Last week I posted about the Miss. S. Court’s reversal of two jury verdicts in premises liability cases. Here are my thoughts on the decisions.
Lymas v. Double Quick
This case was famous not for the underlying verdict, but because the plaintiff challenged the constitutionality of the damages caps on non-economic damages. The Court reversed and rendered on liability, however, and did not mention the caps in the opinion. Justice Kitchens wrote the opinion for the unanimous majority.
Double Quick hinged on a Daubert analysis of two expert witnesses. The plaintiff had two expert witnesses on security issues, but neither opined on proximate cause other than conclusory statements in response to leading questions. Neither expert explained how the alleged failure to take steps to protect the decedent proximately caused the shooting. As a result, the Court found the testimony to be not based on sufficient facts or data and improperly speculative.
There is something to like in the decision for both plaintiffs and defendants. The Court did not change the underlying law or uphold the damages caps, which plaintiffs and their lawyers like. On the other hand, the Court did not strike the caps and gave defendants and their lawyers a lot to argue on causation issues in premises liability cases involving criminal acts by third parties.
This decision was in the news over the weekend because of the expert testimony of Jackson Deputy Police Chief Tyrone Lewis. The Clarion-Ledger reported:
JPD Deputy Police Chief Tyrone Lewis, testifying for English, said, "There is no documentation, no written statements or anybody to come forward to say that it did not happen at Rebelwood."
Cleveland Ellis III told police he accidentally killed Coleman, his friend, when his gun went off at Woodbine Terrace apartments, where he lived. He said he drove her body to Rebelwood and left her there.
That evidence was not allowed at trial, a decision by Circuit Judge Winston Kidd that the Supreme Court found erroneous.

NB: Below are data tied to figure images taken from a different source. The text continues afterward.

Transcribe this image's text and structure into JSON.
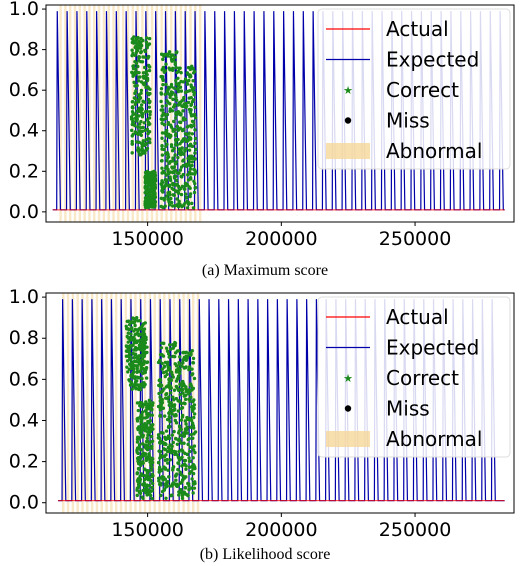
{
  "chart_data": [
    {
      "type": "line",
      "caption": "(a) Maximum score",
      "xlim": [
        112000,
        287000
      ],
      "ylim": [
        -0.05,
        1.02
      ],
      "x_ticks": [
        150000,
        200000,
        250000
      ],
      "x_tick_labels": [
        "150000",
        "200000",
        "250000"
      ],
      "y_ticks": [
        0.0,
        0.2,
        0.4,
        0.6,
        0.8,
        1.0
      ],
      "y_tick_labels": [
        "0.0",
        "0.2",
        "0.4",
        "0.6",
        "0.8",
        "1.0"
      ],
      "legend_position": "top-right",
      "series": [
        {
          "name": "Actual",
          "color": "#ff0000",
          "kind": "line",
          "baseline": 0.01
        },
        {
          "name": "Expected",
          "color": "#0000aa",
          "kind": "line",
          "pulse_start": 116000,
          "pulse_end": 282000,
          "pulse_period": 3680,
          "pulse_width": 1400,
          "peak": 0.99,
          "base": 0.01
        },
        {
          "name": "Correct",
          "color": "#1a8a1a",
          "kind": "marker",
          "clusters": [
            {
              "x_start": 144000,
              "x_end": 151000,
              "y_low": 0.28,
              "y_high": 0.87
            },
            {
              "x_start": 149000,
              "x_end": 153000,
              "y_low": 0.02,
              "y_high": 0.2
            },
            {
              "x_start": 155000,
              "x_end": 161000,
              "y_low": 0.02,
              "y_high": 0.8
            },
            {
              "x_start": 161000,
              "x_end": 168000,
              "y_low": 0.02,
              "y_high": 0.72
            }
          ]
        },
        {
          "name": "Miss",
          "color": "#000000",
          "kind": "marker",
          "clusters": []
        },
        {
          "name": "Abnormal",
          "color": "#f6d79a",
          "kind": "band",
          "x_start": 117000,
          "x_end": 170000
        }
      ]
    },
    {
      "type": "line",
      "caption": "(b) Likelihood score",
      "xlim": [
        112000,
        287000
      ],
      "ylim": [
        -0.05,
        1.02
      ],
      "x_ticks": [
        150000,
        200000,
        250000
      ],
      "x_tick_labels": [
        "150000",
        "200000",
        "250000"
      ],
      "y_ticks": [
        0.0,
        0.2,
        0.4,
        0.6,
        0.8,
        1.0
      ],
      "y_tick_labels": [
        "0.0",
        "0.2",
        "0.4",
        "0.6",
        "0.8",
        "1.0"
      ],
      "legend_position": "top-right",
      "series": [
        {
          "name": "Actual",
          "color": "#ff0000",
          "kind": "line",
          "baseline": 0.01
        },
        {
          "name": "Expected",
          "color": "#0000aa",
          "kind": "line",
          "pulse_start": 118000,
          "pulse_end": 282000,
          "pulse_period": 3650,
          "pulse_width": 1400,
          "peak": 0.99,
          "base": 0.01
        },
        {
          "name": "Correct",
          "color": "#1a8a1a",
          "kind": "marker",
          "clusters": [
            {
              "x_start": 142000,
              "x_end": 150000,
              "y_low": 0.55,
              "y_high": 0.9
            },
            {
              "x_start": 146000,
              "x_end": 152000,
              "y_low": 0.02,
              "y_high": 0.5
            },
            {
              "x_start": 154000,
              "x_end": 161000,
              "y_low": 0.02,
              "y_high": 0.78
            },
            {
              "x_start": 161000,
              "x_end": 168000,
              "y_low": 0.02,
              "y_high": 0.74
            }
          ]
        },
        {
          "name": "Miss",
          "color": "#000000",
          "kind": "marker",
          "clusters": []
        },
        {
          "name": "Abnormal",
          "color": "#f6d79a",
          "kind": "band",
          "x_start": 118000,
          "x_end": 170000
        }
      ]
    }
  ]
}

The disputed evidence consisted of statements contained in police reports. Justice Randolph’s majority opinion concluded that the trial court judge (Judge Winston Kidd) should have found the police reports to be sufficiently reliable and admitted the reports (including the statements) into evidence. In my opinion, the Court made the right ruling, but for the wrong reason.
I agree with Justice Chandler’s concurrence. Judge Chandler opined that the statements in the police reports were hearsay within hearsay and therefore, should have been excluded. But he agreed that the defendant should have been able to impeach Chief Lewis with the statements in the reports. Chief Lewis’ testimony on direct opened the door to him being impeached with the reports.
I am afraid that the majority’s opinion will make a mess of the law regarding the admissibility of statements within police reports.
The majority also concluded that the trial judge should not have allowed plaintiff’s economist expert (Dr. Glenda Glover) to base her loss of future earnings analysis on national averages because there was evidence that the decedent earned less than the national average. All justices concurred except for Justice Kitchens.
I thought that the majority got it right on this issue. Sometimes proving lost earnings might require the use of a national average because there is no other evidence to base an opinion on in a particular case. But the national average should not be used as a damages floor when there is evidence that the decedent earned less than the national average. Just as someone who earned more than the national average should be allowed to recover more for loss of future earnings, someone who earned less should recover less.
Finally, the majority found that race was improperly interjected into the economist’s testimony by referring to the “Mississippi Black Effect.” I agree with the majority that this was improper. Even if this was not intentional, this sounds like the playing of a race card during trial, which is a big no-no.